Glial tümörlerin tam olarak neden ortaya çıktığı henüz net değil. Yine de bazı durumların riski artırabileceği düşünülüyor. Daha önce baş ve boyun bölgesine radyasyon tedavisi alanlar, ailesinde beyin tümörü geçmişi olanlar ve bağışıklık sistemi zayıf olan kişiler daha dikkatli olmalı. Erkeklerde bazı tümör türleri kadınlara göre daha sık görülüyor.
Ancak çoğu vakada belirgin bir risk faktörü bulunamıyor – yani herkes potansiyel olarak etkilenebilir.
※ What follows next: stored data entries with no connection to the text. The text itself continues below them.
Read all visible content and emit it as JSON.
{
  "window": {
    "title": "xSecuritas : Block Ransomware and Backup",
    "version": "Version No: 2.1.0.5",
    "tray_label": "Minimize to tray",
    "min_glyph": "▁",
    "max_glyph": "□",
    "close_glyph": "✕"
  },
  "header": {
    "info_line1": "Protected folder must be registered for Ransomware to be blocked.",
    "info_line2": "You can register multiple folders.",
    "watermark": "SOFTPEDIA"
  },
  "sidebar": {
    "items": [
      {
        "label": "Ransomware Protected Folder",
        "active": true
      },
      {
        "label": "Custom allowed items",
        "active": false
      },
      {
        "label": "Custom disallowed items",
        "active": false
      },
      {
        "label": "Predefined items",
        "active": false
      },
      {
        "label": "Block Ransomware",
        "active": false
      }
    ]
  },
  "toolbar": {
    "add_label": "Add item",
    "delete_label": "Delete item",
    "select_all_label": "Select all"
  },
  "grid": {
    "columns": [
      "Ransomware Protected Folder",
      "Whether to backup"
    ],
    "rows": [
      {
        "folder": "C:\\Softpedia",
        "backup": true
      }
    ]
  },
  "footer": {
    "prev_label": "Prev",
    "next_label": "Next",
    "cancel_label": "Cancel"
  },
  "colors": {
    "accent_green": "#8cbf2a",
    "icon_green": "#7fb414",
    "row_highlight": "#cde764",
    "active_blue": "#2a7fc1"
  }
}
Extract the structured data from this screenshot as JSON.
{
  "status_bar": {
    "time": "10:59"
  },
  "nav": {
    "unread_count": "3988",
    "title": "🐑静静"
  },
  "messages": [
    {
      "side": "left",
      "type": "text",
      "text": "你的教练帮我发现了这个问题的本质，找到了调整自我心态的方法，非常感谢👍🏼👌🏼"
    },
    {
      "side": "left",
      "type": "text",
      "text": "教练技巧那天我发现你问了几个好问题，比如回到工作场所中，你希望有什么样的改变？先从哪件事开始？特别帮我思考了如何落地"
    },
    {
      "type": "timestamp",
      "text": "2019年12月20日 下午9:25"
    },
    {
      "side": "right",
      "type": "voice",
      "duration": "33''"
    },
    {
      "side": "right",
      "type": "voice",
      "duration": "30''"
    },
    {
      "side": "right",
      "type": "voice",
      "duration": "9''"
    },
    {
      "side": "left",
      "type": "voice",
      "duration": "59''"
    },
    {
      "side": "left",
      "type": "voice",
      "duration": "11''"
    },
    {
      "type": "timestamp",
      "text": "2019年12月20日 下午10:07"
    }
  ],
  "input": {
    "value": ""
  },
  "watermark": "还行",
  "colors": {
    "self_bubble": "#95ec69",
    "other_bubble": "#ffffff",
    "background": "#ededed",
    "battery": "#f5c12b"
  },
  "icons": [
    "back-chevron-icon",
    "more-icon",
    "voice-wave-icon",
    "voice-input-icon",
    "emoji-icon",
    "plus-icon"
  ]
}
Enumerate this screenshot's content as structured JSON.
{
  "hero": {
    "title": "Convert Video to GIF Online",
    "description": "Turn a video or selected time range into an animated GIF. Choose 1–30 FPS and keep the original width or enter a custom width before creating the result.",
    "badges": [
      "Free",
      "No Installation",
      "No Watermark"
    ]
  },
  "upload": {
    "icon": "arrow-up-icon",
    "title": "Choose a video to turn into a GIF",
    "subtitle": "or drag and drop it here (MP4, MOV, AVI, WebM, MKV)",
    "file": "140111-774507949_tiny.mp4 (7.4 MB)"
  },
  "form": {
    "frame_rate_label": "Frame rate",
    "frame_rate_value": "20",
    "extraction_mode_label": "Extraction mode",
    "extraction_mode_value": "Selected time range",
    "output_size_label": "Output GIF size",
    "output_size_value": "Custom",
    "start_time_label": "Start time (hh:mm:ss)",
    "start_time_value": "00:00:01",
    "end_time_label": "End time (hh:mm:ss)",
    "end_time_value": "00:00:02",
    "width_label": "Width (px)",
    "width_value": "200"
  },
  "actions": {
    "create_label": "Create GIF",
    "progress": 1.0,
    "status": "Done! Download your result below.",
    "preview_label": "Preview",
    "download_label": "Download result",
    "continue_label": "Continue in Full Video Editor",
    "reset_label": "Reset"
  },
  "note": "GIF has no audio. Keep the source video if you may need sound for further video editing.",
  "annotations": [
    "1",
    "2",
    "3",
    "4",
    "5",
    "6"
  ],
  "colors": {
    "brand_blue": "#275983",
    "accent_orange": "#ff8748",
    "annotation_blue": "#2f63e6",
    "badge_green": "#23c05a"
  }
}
Ne yazık ki glial tümörlerden %100 korunmanın kesin bir yolu yok. Ancak sağlıklı yaşam tarzını benimser, düzenli kontrollerimizi yaptırır ve vücudumuzdan gelen sinyalleri ciddiye alırsak erken tanı şansımızı artırabiliriz.
Özellikle geçmeyen baş ağrıları, nöbetler ya da diğer nörolojik belirtileri görmezden gelmemek çok önemli. Erken yakalandığında tedavi başarı oranı oldukça yükseliyor. Bu yüzden sağlığınızı ihmal etmeyin ve şüpheli durumları mutlaka uzmanla paylaşın.